I met with Dr. Cooper for Allistaire’s clinic appointment last Wednesday afternoon. The results of the week’s testing were mixed. The bone marrow test showed no leukemia detectable by Flow Cytometry which is an awesome improvement from prior to this round. Previously the Flow test showed about 3% and the cytogenetics FISH test showed 6%. We don’t have cytogenetics back yet from this most recent bone marrow test. The PET/CT affirmed what the brain MRI showed from two weeks ago with significant improvement in the chloromas in her sinuses. The trouble is, there are also spots in her lungs that have showed up. Because the resolution of the CT done with the PET is low, Dr. Cooper wanted a high-resolution CT of her lungs. It took a mere 15 minutes to leave clinic, check in with radiology, walk back to the CT machine, get Allistaire loaded in, hold her breath at the right time and we left the hospital arriving back at Ron Don.

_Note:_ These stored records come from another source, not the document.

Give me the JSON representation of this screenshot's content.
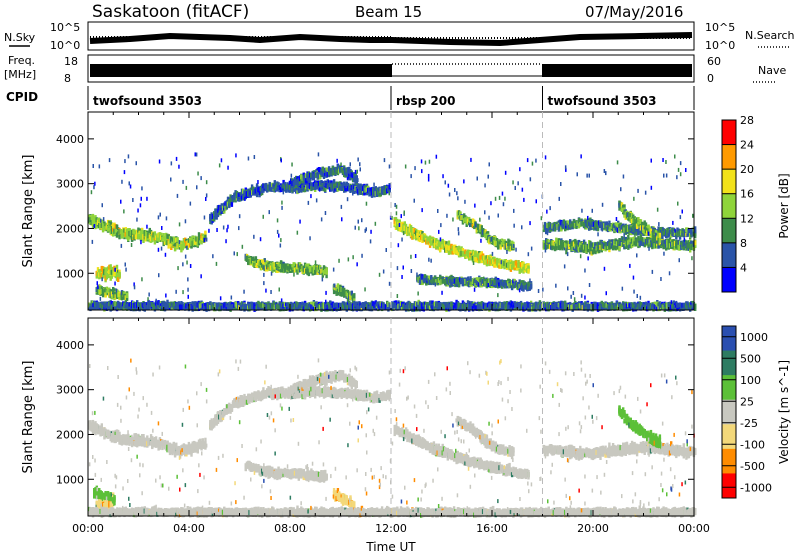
{
  "header": {
    "station": "Saskatoon (fitACF)",
    "beam": "Beam 15",
    "date": "07/May/2016"
  },
  "top_panels": {
    "nsky_label": "N.Sky",
    "nsky_ticks": [
      "10^5",
      "10^0"
    ],
    "nsearch_label": "N.Search",
    "freq_label": "Freq.",
    "freq_unit": "[MHz]",
    "freq_ticks": [
      "18",
      "8"
    ],
    "nave_label": "Nave",
    "nave_ticks": [
      "60",
      "0"
    ],
    "cpid_label": "CPID",
    "cpid_segments": [
      {
        "name": "twofsound 3503",
        "start_hour": 0,
        "end_hour": 12
      },
      {
        "name": "rbsp 200",
        "start_hour": 12,
        "end_hour": 18
      },
      {
        "name": "twofsound 3503",
        "start_hour": 18,
        "end_hour": 24
      }
    ]
  },
  "chart_data": [
    {
      "type": "heatmap",
      "name": "power",
      "ylabel": "Slant Range [km]",
      "xlabel": "",
      "xlim": [
        0,
        24
      ],
      "ylim": [
        180,
        4600
      ],
      "yticks": [
        "1000",
        "2000",
        "3000",
        "4000"
      ],
      "colorbar": {
        "label": "Power [dB]",
        "ticks": [
          "4",
          "8",
          "12",
          "16",
          "20",
          "24",
          "28"
        ],
        "colors": [
          "#0000ff",
          "#2a54a8",
          "#3d8c4a",
          "#8fd43a",
          "#f2e21a",
          "#ff9a00",
          "#ff0000"
        ],
        "range": [
          0,
          30
        ]
      },
      "bands": [
        {
          "hours": [
            0,
            0.6,
            1.2,
            2,
            3,
            3.6,
            4.2,
            4.6
          ],
          "range_km": [
            2200,
            2050,
            1900,
            1850,
            1750,
            1600,
            1700,
            1800
          ],
          "width_km": 150,
          "value": 14
        },
        {
          "hours": [
            4.8,
            5.8,
            7,
            8,
            9.2,
            10.4,
            11.4,
            11.9
          ],
          "range_km": [
            2200,
            2700,
            2900,
            2900,
            2950,
            2900,
            2800,
            2900
          ],
          "width_km": 130,
          "value": 6
        },
        {
          "hours": [
            8,
            9,
            10,
            10.6
          ],
          "range_km": [
            3000,
            3200,
            3300,
            3100
          ],
          "width_km": 130,
          "value": 6
        },
        {
          "hours": [
            6.2,
            7,
            8.2,
            9.4
          ],
          "range_km": [
            1300,
            1150,
            1100,
            1050
          ],
          "width_km": 130,
          "value": 12
        },
        {
          "hours": [
            0.3,
            0.7,
            1.2
          ],
          "range_km": [
            1000,
            1000,
            1000
          ],
          "width_km": 200,
          "value": 16
        },
        {
          "hours": [
            0.3,
            0.8,
            1.5
          ],
          "range_km": [
            620,
            550,
            480
          ],
          "width_km": 120,
          "value": 12
        },
        {
          "hours": [
            9.7,
            10.1,
            10.5
          ],
          "range_km": [
            650,
            550,
            420
          ],
          "width_km": 140,
          "value": 10
        },
        {
          "hours": [
            12.1,
            12.8,
            13.5,
            14.5,
            15.4,
            16.4,
            17.4
          ],
          "range_km": [
            2100,
            1900,
            1700,
            1500,
            1350,
            1200,
            1100
          ],
          "width_km": 140,
          "value": 16
        },
        {
          "hours": [
            13,
            14.5,
            16,
            17.5
          ],
          "range_km": [
            850,
            800,
            780,
            700
          ],
          "width_km": 110,
          "value": 8
        },
        {
          "hours": [
            14.6,
            15.2,
            15.8,
            16.2,
            16.8
          ],
          "range_km": [
            2300,
            2100,
            1800,
            1650,
            1600
          ],
          "width_km": 120,
          "value": 12
        },
        {
          "hours": [
            18,
            19,
            20,
            21,
            22,
            23,
            24
          ],
          "range_km": [
            1650,
            1600,
            1550,
            1650,
            1700,
            1650,
            1600
          ],
          "width_km": 150,
          "value": 10
        },
        {
          "hours": [
            18,
            19.5,
            21,
            22.4,
            24
          ],
          "range_km": [
            2000,
            2100,
            2000,
            1900,
            1900
          ],
          "width_km": 120,
          "value": 8
        },
        {
          "hours": [
            21,
            21.5,
            22,
            22.6
          ],
          "range_km": [
            2500,
            2200,
            2000,
            1800
          ],
          "width_km": 150,
          "value": 12
        },
        {
          "hours": [
            0,
            3,
            6,
            9,
            12,
            15,
            18,
            21,
            24
          ],
          "range_km": [
            260,
            260,
            250,
            250,
            250,
            250,
            250,
            250,
            250
          ],
          "width_km": 100,
          "value": 6
        }
      ]
    },
    {
      "type": "heatmap",
      "name": "velocity",
      "ylabel": "Slant Range [km]",
      "xlabel": "Time UT",
      "xlim": [
        0,
        24
      ],
      "ylim": [
        180,
        4600
      ],
      "xticks": [
        "00:00",
        "04:00",
        "08:00",
        "12:00",
        "16:00",
        "20:00",
        "00:00"
      ],
      "yticks": [
        "1000",
        "2000",
        "3000",
        "4000"
      ],
      "colorbar": {
        "label": "Velocity [m s^-1]",
        "ticks": [
          "1000",
          "500",
          "100",
          "25",
          "-25",
          "-100",
          "-500",
          "-1000"
        ],
        "colors": [
          "#2a4fb0",
          "#2e7c62",
          "#5cc038",
          "#c8c8c0",
          "#f3d87a",
          "#ff8c00",
          "#ff0000"
        ],
        "range": [
          -1000,
          1000
        ]
      },
      "bands": [
        {
          "hours": [
            0,
            0.6,
            1.2,
            2,
            3,
            3.6,
            4.2,
            4.6
          ],
          "range_km": [
            2200,
            2050,
            1900,
            1850,
            1750,
            1600,
            1700,
            1800
          ],
          "width_km": 150,
          "value": 0
        },
        {
          "hours": [
            4.8,
            5.8,
            7,
            8,
            9.2,
            10.4,
            11.4,
            11.9
          ],
          "range_km": [
            2200,
            2700,
            2900,
            2900,
            2950,
            2900,
            2800,
            2900
          ],
          "width_km": 130,
          "value": 0
        },
        {
          "hours": [
            8,
            9,
            10,
            10.6
          ],
          "range_km": [
            3000,
            3200,
            3300,
            3100
          ],
          "width_km": 130,
          "value": 0
        },
        {
          "hours": [
            6.2,
            7,
            8.2,
            9.4
          ],
          "range_km": [
            1300,
            1150,
            1100,
            1050
          ],
          "width_km": 130,
          "value": 0
        },
        {
          "hours": [
            0.2,
            0.6,
            1
          ],
          "range_km": [
            700,
            600,
            550
          ],
          "width_km": 150,
          "value": 300
        },
        {
          "hours": [
            0.3,
            0.6,
            0.9
          ],
          "range_km": [
            420,
            400,
            380
          ],
          "width_km": 120,
          "value": -400
        },
        {
          "hours": [
            9.7,
            10.1,
            10.5
          ],
          "range_km": [
            650,
            550,
            420
          ],
          "width_km": 140,
          "value": -400
        },
        {
          "hours": [
            12.1,
            12.8,
            13.5,
            14.5,
            15.4,
            16.4,
            17.4
          ],
          "range_km": [
            2100,
            1900,
            1700,
            1500,
            1350,
            1200,
            1100
          ],
          "width_km": 140,
          "value": 0
        },
        {
          "hours": [
            14.6,
            15.2,
            15.8,
            16.2,
            16.8
          ],
          "range_km": [
            2300,
            2100,
            1800,
            1650,
            1600
          ],
          "width_km": 120,
          "value": 0
        },
        {
          "hours": [
            18,
            19,
            20,
            21,
            22,
            23,
            24
          ],
          "range_km": [
            1650,
            1600,
            1550,
            1650,
            1700,
            1650,
            1600
          ],
          "width_km": 150,
          "value": 0
        },
        {
          "hours": [
            21,
            21.5,
            22,
            22.6
          ],
          "range_km": [
            2500,
            2200,
            2000,
            1800
          ],
          "width_km": 150,
          "value": 300
        },
        {
          "hours": [
            0,
            3,
            6,
            9,
            12,
            15,
            18,
            21,
            24
          ],
          "range_km": [
            260,
            260,
            250,
            250,
            250,
            250,
            250,
            250,
            250
          ],
          "width_km": 100,
          "value": 50
        }
      ]
    }
  ]
}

While I was totally relieved to hear good Flow Cytometry results for her marrow, the spots in her lungs pose a major, major problem. There are three options – they are chloromas/leukemia, fungus or bacterial. Dr. Cooper relayed that Dr. Bleakley, the BMT (Bone Marrow Transplant) doctor said that if these are chloromas they indicate an incredibly aggressive cancer (given that the chemo isn’t successful at keeping her cancer down even for a short time) and she will probably not be offered a transplant. No transplant obviously means the end for Allistaire. The other options, fungal and bacterial, represent infection which would require some aggressive treatment. Allistaire’s bone marrow is so beaten down that it is barely recovering from the last round of chemo. Her ANC (Absolute Neutrophil Count) was 64 as of Sunday’s labs. Today is about Day+48 of this round of chemo. Typical bone marrow recovery is an ANC of 200 by Day+28. This means she has very few white blood cells to fight any infection. So while she has no symptoms of infection, she also has very little to fight with and would have even less once another round of chemo begins. In a way we must hope that these spots are infection because this at least gives her an option to go forward.

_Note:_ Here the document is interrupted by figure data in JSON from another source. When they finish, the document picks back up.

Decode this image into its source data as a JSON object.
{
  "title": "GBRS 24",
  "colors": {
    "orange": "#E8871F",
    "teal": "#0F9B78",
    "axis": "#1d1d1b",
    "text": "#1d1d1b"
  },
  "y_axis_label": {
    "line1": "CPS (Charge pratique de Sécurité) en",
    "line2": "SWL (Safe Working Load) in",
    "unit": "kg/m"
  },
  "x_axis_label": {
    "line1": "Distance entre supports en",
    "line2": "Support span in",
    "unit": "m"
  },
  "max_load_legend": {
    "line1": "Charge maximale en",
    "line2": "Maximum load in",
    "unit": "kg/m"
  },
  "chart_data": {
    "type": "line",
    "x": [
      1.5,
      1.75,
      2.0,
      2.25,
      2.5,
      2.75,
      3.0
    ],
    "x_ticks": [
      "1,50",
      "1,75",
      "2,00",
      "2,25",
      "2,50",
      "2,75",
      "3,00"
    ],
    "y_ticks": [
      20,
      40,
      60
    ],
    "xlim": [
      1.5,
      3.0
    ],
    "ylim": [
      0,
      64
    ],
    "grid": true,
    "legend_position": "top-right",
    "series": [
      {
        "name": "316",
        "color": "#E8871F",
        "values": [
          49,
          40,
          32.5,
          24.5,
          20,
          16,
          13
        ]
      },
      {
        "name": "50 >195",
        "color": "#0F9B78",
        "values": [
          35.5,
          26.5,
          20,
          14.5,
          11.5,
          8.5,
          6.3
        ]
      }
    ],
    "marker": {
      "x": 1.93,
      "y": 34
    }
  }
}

Given that it is imperative to know the nature of these spots, Dr. Cooper said doing a lung biopsy would be necessary, but of course if was my choice. My choice? I suppose so, but to say no to the biopsy would equate with choosing to be done. Amazingly, the biopsy was able to be scheduled for Friday afternoon, with the plan to go into clinic in the morning to get platelets first. Strangely, Allistaire’s blood pressure was incredibly low, even lower than its normal low. The strategy of the heart failure team is to push Allistaire’s cardiac meds just as far as they can without totally bottoming out her blood pressure. They continue to titrate up her meds every Wednesday, alternating between going up on the dose of Entresto and Carvedilol. So while the purpose of the cardiac meds has nothing to do with trying to lower her blood pressure, this is the direct side-effect. On Friday her pressures were in the low 60s over mid to low 30s. More typical blood pressures for Allistaire are 80s over 40s. She was examined by the nurse practitioner and the clinic attending doc who both agreed she looked great – bright, energetic, engaged, good capillary refill and strong pulses. Her pressures came up slightly after the platelets.
Finally it was time for the biopsy and the surgeon explained that first Allistaire would go to CT where the Interventional Radiologist would use CT to guide the placement of a needle within which there is a small wire. Once the IR doc locates the spot in the lung that is the target of the biopsy, he places the needle and then removes it, leaving the wire. She would then be transferred to the OR where the surgeon would remove the spot using a tool that places staples on two sides and has a blade on one side to cut out the spot. He said that most likely she would leave surgery with a chest tube to help drain fluid rather than allowing it to build up within the pleural space while the hole in the lung sealed back. He said it could take anywhere from a few days with the chest tube up to a few weeks and that it would be quite uncomfortable. As I was about to leave Allistaire in CT as she had just fallen asleep, the anesthesiologist looked concerned. She told me that she wasn’t sure they would able to continue with the procedure if Allistaire’s blood pressures did not remain stable given how low the base line pressure was. As I walked out of the room with a weighty heart, 59/30 shone green on the monitor. Would she make it through this procedure? How desperate we are to know what is going on in there.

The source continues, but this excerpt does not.